MEMOETOESKAN: Oentoek mengadjoekan kepada Pemerintah Repoeblik Indonesia
soepaja mengambil tindakan-tindakan sebagai berikoet: 1. Mengeloearkan oeang kertas Indonesia oleh Pemerinta sendiri atau
oleh bank Poesat Indonesia, maka oeang harus memakai nomor dan tanda tangan jang berwadjib teroetama oentoek memoedahkan penilikan dan mendjaga pemalsoean;
2. Memberi kesempatan dengan tempo jang terbatas oentoek menoekarkan oeang kertas Djepang dengan Oeang Indonesia berdasar pariteit f 10,- = f 10,-;
3. Mendaftarkan segala nama-nama orang jang menoekarkan oeang kertas Djepang lebih dari f 5000,- oentoek kepentingan pemoengoetan padjak istimewa oentoek Negeri;
4. Menetapkan bahwa oeang kertas Djepang sesoedah lewat tempo penoekaran, tidak berlakoe lagi;
Oentooek kepentingan Rapwi di Indonesia menoekar oeang Loear Negeri jang sah dengan oeang Indonesia menoeroet pertandingan (koers) jang ditetapkan oleh pemerintah atau menoekar oeang Indoneisa dengan barang2 oentoek kepentingan (pertolongan) rakjat Indonesia.

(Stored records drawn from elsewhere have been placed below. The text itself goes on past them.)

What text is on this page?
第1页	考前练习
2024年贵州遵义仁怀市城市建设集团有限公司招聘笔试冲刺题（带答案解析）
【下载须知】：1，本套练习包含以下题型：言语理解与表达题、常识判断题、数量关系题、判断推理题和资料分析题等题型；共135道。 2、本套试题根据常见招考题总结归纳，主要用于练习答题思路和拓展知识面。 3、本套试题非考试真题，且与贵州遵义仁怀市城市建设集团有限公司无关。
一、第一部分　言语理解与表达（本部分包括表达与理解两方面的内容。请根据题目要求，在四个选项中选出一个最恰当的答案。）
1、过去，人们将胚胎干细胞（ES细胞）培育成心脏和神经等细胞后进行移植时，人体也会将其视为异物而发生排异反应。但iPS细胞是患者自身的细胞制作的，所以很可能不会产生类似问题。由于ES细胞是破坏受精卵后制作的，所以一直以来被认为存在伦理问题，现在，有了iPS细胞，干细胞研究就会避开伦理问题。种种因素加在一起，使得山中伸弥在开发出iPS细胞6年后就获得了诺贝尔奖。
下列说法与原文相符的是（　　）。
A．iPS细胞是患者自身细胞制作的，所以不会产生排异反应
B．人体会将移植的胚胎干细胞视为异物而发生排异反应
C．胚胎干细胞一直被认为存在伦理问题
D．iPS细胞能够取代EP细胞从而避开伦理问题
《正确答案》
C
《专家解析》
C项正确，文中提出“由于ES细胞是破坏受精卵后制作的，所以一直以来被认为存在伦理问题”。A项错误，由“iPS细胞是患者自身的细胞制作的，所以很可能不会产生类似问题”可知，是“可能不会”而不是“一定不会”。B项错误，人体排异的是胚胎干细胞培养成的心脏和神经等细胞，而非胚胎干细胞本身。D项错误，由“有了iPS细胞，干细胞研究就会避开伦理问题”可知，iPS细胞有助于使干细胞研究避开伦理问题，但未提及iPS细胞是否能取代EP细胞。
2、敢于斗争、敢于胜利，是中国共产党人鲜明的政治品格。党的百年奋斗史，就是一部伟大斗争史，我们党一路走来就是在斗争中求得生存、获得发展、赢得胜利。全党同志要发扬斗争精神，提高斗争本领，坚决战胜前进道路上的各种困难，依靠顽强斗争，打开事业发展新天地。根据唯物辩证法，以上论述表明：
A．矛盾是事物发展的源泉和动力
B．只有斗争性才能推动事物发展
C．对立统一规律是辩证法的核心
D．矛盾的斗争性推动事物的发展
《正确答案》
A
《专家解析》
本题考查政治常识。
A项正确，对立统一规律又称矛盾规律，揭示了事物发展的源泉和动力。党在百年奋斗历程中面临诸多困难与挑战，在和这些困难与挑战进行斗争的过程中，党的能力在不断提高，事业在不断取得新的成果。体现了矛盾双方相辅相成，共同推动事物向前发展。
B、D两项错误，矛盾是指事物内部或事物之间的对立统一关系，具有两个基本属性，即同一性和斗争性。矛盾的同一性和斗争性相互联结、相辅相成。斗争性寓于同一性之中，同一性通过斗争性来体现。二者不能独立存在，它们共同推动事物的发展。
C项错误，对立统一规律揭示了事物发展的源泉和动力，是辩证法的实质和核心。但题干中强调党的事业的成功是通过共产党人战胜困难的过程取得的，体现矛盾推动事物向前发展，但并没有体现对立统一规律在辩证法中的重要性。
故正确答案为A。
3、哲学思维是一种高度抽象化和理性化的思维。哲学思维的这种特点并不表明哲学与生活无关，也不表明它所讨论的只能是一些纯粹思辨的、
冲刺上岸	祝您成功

(Kedaulatan Rakjat, 1 November 1945; Surat Kabar Merdeka, 10 November 1945).
Pada waktu itu, Pemerintah Republik Indonesia belum dapat memastikan
kapan akan mencetak uang sendiri. Namun, persiapan sudah diusahakan secara keras
oleh Pemerintah Republik untuk mengeluarkan uang kertas sebagai Uang Republik
yang sah. Menurut keterangan, usaha dalam bidang keuangan sendiri telah lama
dipersoalkan, namun keadaan teknislah yang masih menghambat usaha tersebut
74
(Merdeka, Repoeblik Indonesia: Mengeloearkan Oeang Kertas dan Perangko, 21
November 1945).
Usaha mencetak uang oleh Republik Indonesia harus dipercepat, karena jika
diabaikan maka akan semakin banyak rakyat yang menjadi korban perampokan dan
perampasan oleh serdadu-serdadu India, Belanda dan sebagainya. Bagaimanapun
juga, Sekutu mengakui bahwa uangnya di Indoneisa tidak berlaku, dan karena tidak
memiliki uang yang berlaku di Indonesia maka terjadilah kekacauan.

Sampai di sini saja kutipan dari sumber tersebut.